Trois voix contre la réforme des retraites
Pierre Khalfa, coprésident de la fondation Copernic, Baptiste Giraud, membre du Laboratoire d’économie et de sociologie du travail, et Danielle Tartakowsky, historienne, nous livrent leur sentiment sur le mouvement social.
dans l’hebdo N° 1585 Acheter ce numéro

Pierre Khalfa Coprésident de la fondation Copernic, membre d’Attac, ancien porte-parole de l’Union syndicale Solidaires.
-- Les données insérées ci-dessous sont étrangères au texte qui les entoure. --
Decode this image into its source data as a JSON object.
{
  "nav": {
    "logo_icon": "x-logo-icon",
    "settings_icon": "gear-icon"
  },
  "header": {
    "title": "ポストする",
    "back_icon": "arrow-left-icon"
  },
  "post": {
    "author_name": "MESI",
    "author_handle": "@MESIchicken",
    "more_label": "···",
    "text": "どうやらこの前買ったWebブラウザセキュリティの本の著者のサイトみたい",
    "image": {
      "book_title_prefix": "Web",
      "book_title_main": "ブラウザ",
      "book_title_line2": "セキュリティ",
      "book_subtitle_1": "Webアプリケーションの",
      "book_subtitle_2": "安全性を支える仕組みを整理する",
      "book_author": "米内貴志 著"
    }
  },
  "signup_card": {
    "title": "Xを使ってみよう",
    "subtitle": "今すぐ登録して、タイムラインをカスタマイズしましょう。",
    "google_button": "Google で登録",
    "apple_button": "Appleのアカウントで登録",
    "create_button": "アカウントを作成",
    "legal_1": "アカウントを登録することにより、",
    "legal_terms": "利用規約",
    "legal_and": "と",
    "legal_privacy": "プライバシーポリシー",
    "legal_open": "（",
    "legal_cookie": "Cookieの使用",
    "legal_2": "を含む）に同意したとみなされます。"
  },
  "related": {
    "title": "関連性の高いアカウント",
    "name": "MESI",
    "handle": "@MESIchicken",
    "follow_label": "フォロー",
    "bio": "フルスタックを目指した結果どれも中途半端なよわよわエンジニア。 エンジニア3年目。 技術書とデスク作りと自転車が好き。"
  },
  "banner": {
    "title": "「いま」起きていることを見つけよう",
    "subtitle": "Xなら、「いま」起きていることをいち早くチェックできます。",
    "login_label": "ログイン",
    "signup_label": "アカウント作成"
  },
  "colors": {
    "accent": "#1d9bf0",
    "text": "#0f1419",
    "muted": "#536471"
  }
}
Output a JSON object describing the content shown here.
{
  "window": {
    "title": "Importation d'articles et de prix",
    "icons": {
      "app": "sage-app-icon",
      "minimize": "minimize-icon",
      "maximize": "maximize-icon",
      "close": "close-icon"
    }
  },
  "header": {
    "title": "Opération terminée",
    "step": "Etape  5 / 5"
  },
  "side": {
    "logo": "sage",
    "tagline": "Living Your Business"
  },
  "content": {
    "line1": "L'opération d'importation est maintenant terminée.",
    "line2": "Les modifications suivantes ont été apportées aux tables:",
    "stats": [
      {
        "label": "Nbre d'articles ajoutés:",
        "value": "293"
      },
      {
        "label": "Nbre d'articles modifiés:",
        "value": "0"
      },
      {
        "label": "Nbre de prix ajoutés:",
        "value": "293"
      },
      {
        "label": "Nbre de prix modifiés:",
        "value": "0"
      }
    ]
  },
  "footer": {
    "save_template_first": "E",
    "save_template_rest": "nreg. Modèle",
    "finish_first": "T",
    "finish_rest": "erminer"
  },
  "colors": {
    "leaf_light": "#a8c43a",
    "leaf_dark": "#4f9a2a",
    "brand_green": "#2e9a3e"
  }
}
« Les jours qui viennent seront décisifs. Un des gros risques est la désunion du front syndical. Les manœuvres gouvernementales ont débuté avec l’acceptation de la proposition de la CFDT d’organiser une conférence sur le financement des retraites ou l’annonce de concessions sur l’âge pivot, mais sans remise en question de cet âge pivot. La stratégie de l’exécutif est de laisser pourrir le mouvement en espérant qu’il s’épuise et qu’il ne soit plus soutenu par la population, comme c’est le cas aujourd’hui. Le gouvernement veut aller vite, avec une présentation de la réforme au Conseil des ministres le 22 janvier. Après, au Parlement, on ne sait jamais comment les choses peuvent se passer.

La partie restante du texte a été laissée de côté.